Watching Horror Movies Helps People Cope With Anxiety
When your heart races, the accompanying adrenaline rush provides an escapist high.
Like 40 million other Americans over the age of 18, I suffer from Generalized Anxiety Disorder. Thoughts that keep me awake at night include everything from “Would I be a good cat mom?” to “How would I karate-chop the shit out of someone if they tried to break into my apartment?”
I’ve always been paranoid about safety. I spent the summer before fifth grade setting up “Home Alone”-style booby traps in case someone tried to break into our house and steal my brother’s Nintendo.
You might think someone paranoid about security, like me, wouldn’t be a fan of the horror movie genre—but surprisingly, I am. Scary movies turn off my brain’s anxious thought cycle by encouraging me to focus on somebody else who has worse problems, like you know, receiving phone calls from sadistic masked killers.
It may seem counter-intuitive that watching slasher flicks, which cause people to cower in fear and scream into their pillows, could actually help with anxiety, but like other self-care treatments, it provides a form of escape.
“People enjoy watching horror movies because fear is a primary emotion,” John Kuziel, psychotherapist at Ingalls Hosptial, says. “The amygdala sends out stress hormones of cortisol and adrenaline, which gives us a secondary high. The best part of watching scary material is the escapism and to see the dichotomy of good versus evil forces.”
When we get scared, the hypothalamus triggers a “fight or flight” response, which pumps adrenaline, glucose and cortisol throughout our bodies. We might not be trembling under our beds, hiding from an actual killer, but our brains are preparing for the worst.
And that rush of adrenaline keeps us coming back for more. Just as drug users seek out more so they can feel high, people also chase the intense feelings caused by watching a horror flick.

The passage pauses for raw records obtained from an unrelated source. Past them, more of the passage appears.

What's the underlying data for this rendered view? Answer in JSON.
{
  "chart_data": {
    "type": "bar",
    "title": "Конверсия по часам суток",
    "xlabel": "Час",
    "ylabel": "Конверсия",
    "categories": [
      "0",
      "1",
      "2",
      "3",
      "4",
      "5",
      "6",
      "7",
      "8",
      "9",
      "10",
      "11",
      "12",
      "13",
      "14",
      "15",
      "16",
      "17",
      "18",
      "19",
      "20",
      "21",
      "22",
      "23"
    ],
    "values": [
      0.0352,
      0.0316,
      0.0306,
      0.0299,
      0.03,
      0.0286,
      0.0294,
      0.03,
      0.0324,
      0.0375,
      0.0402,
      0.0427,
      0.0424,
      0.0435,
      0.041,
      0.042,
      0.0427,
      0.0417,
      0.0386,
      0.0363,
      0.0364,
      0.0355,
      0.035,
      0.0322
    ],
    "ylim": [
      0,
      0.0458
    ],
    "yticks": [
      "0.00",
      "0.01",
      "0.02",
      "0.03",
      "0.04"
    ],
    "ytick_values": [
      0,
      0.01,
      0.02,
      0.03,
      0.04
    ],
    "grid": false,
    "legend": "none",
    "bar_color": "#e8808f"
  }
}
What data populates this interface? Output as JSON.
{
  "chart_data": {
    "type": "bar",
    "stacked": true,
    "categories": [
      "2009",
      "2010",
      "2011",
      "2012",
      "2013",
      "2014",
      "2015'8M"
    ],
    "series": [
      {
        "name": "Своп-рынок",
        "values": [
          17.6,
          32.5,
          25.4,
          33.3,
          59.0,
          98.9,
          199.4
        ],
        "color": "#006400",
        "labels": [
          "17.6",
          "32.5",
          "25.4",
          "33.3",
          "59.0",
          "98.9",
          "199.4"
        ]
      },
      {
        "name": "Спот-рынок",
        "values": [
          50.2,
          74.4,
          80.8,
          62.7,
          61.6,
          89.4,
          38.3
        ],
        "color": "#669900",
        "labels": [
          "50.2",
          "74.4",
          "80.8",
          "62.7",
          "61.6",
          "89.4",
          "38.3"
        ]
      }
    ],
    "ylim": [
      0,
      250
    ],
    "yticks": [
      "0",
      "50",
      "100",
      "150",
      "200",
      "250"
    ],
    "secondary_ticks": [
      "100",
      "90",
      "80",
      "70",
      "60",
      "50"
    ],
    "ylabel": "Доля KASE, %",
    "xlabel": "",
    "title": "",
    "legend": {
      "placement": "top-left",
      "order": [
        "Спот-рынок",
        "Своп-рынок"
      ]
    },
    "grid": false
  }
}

Perhaps horror movies also help some cope with anxiety because we as a culture are desensitized to the genre. Modern horror films have become more about gore and special effects and less about actual plot lines (hence all the remakes—but I digress). We don’t become attached to the characters because we know they could die at any given moment. When we can predict what’s going to happen, we feel a sense of mastery and relief, which provides comfort.
We’re also regularly exposed to violence in the media, which further desensitizes us to what we see on the screen. “Research shows that if people repeatedly see a picture of a fearful face in an experiment, their amygdala reaction to this decreases over time,” Dr. Maria Ironside at Oxford University told Broadly.
So perhaps because we’re constantly exposed to violence IRL, the horror genre loses its fear factor. There’s a psychological disconnect when we know something isn’t real. That would explain why gore and special effects are taking over—people need a heightened high in order to feel scared.
Kuziel also argues people find comfort in horror movies as a way to “subconsciously make sense of their past.” Perhaps I find ease in scary movies because I’m confronting my childhood fears of my house being broken into head on.
Obviously horror films won’t help everyone cope with their anxiety, but if it’s a method that works for you, there’s no harm in binging away.